刃長:71.2(二尺三寸五分弱) 反り:2.4 元幅:3.30
先幅:2.40 元重ね:0.78 先重ね:0.55 穴1




 鎬造り、鎬尋常庵棟低め、ふくら枯れた中切っ先延びる。 鍛え、細かな地景交じる小板目の詰んだ綺麗な地鉄に、ゆったりとした流れ肌が肌立ちを交え、地沸え付き地鉄良好。 刃文、互の目乱れを主体とした焼き刃は、小互の目丁字、ゆったりとした濤瀾風の乱れを交えて、刃中匂い深く、互の目足入り、刃縁は烈しく沸付き、金筋、砂流しが頻りに掛かって、一部は沸裂け、玉状となる。 帽子、大湾れ風で大丸に返る。 茎生ぶ、先急な刃上がり栗尻、鑢筋違い。 銀に金着せハバキ。 時代研磨充分。 白鞘入り。



【コメント】
 粟田口一竿子忠綱が典型的な互の目丁子乱れを焼いた雄壮な一振り、同工最盛期である元禄期の会心作です。

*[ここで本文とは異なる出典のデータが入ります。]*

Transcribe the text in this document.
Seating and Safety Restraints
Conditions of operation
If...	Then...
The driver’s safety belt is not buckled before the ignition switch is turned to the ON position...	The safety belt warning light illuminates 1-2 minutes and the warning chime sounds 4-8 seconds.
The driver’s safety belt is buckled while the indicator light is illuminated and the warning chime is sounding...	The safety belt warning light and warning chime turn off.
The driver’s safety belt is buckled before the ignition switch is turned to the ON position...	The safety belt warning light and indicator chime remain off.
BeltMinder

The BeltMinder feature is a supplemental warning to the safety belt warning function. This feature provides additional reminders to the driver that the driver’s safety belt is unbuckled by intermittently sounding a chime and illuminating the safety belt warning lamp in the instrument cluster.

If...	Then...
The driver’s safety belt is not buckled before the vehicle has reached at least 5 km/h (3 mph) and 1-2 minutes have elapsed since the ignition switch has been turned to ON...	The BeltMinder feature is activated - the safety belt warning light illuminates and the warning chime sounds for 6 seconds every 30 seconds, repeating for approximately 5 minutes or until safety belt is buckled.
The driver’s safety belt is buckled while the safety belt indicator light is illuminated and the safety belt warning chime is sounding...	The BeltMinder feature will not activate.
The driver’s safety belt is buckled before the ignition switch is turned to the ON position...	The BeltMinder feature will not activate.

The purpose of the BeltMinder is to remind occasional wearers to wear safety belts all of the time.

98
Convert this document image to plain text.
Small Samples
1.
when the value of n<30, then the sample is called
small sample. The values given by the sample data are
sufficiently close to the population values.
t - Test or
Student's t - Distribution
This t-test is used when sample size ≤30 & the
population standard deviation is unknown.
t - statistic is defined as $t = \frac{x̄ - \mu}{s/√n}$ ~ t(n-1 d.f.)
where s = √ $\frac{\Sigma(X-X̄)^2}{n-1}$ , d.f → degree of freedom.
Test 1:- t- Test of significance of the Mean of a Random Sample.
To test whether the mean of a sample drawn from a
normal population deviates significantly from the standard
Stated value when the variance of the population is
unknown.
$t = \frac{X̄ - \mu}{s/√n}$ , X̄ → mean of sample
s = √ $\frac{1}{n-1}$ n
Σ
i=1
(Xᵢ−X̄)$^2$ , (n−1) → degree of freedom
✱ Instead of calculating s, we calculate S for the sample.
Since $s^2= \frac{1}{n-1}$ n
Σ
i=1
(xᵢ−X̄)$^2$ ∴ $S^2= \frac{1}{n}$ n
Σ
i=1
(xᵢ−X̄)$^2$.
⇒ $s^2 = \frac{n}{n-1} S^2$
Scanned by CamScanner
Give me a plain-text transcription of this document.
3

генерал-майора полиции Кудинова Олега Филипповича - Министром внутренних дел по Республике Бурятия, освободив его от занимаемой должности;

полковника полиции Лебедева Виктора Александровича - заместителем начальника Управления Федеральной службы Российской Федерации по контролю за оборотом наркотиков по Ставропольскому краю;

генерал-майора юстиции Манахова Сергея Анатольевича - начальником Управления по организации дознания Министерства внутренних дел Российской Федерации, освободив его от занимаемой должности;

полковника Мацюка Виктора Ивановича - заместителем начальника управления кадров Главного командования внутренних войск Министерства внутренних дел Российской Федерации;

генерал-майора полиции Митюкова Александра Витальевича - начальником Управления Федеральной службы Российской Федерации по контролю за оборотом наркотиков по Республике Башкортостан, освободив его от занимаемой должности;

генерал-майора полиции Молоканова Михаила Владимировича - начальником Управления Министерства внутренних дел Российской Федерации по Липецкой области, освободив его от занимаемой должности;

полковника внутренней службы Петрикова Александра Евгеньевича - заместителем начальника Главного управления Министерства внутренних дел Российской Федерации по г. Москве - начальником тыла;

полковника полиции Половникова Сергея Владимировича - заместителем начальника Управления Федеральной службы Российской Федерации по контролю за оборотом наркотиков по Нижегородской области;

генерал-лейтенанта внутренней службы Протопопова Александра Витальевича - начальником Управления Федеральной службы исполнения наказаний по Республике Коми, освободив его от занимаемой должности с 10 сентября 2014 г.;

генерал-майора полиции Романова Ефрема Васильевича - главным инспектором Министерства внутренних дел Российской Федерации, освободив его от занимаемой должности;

 二代忠綱は正保元年(一六四四年)生まれと云い、初代忠綱の子で、浅井万太夫と言い、初銘を忠国、後に二代忠綱を襲名、父と同様、近江守を受領し、元禄二年(一六八九年)からは、『一竿子』を冠するようになります。活躍期は延宝から享保まで約五十年に渡り、越前守助廣や井上真改と比肩する、大阪新刀代表鍛冶です。また言わずと知れた彫刻の名人で、『一竿子彫り』と呼称されるその彫りは、間違いなく新刀随一であると言えるでしょう。銘振りは、初期は『粟田口近江守忠綱』、『一竿子』を冠するようになる元禄二年以降は、ほぼ『粟田口一竿子忠綱』、『一竿子粟田口忠綱』、『一竿子忠綱』のいずれかになります。作風は、初期は初代風の焼き頭の揃った足長丁字乱れ、『一竿子』以降は、互の目乱れ、助廣風濤瀾乱れが多く見られ、直刃もあります。また同工に於いて、元禄年間は、心技体の全てが充実した時期であり、重要刀剣以上の指定品の内、七割以上が元禄年間の作であることからしても、それを伺い知ることが出来ます。
 本作は『一竿子忠綱』銘、年紀はありませんが、探山先生の鞘書きにもあるように、元禄十二年頃の作、同工五十六歳の頃に当たります。ふくらの枯れた延びやかな切っ先、反り深めの雄壮なスタイルを示しており、地刃もしっかりとして申し分のない状態が保たれています。小板目の詰んだ綺麗な大阪新刀地鉄に、ゆったりとした流れ肌を交え、互の目乱れを主体とした焼き刃は、鎬に掛かる程華やかで、小互の目丁字、ゆったりとした濤瀾風の乱れを交えて、刃中匂い深く、互の目足入り、刃縁は烈しく沸付き、金筋、砂流しが頻りに掛かって、一部は沸裂け、玉状を呈しています。この刃中の豊富な働き、変化は同工ならではあり、見所満載、魅力満載、迫力充分の見事な出来映えです。
 同工最良の時期に於ける典型作優品、一竿子忠綱の代表作としてお薦め致します。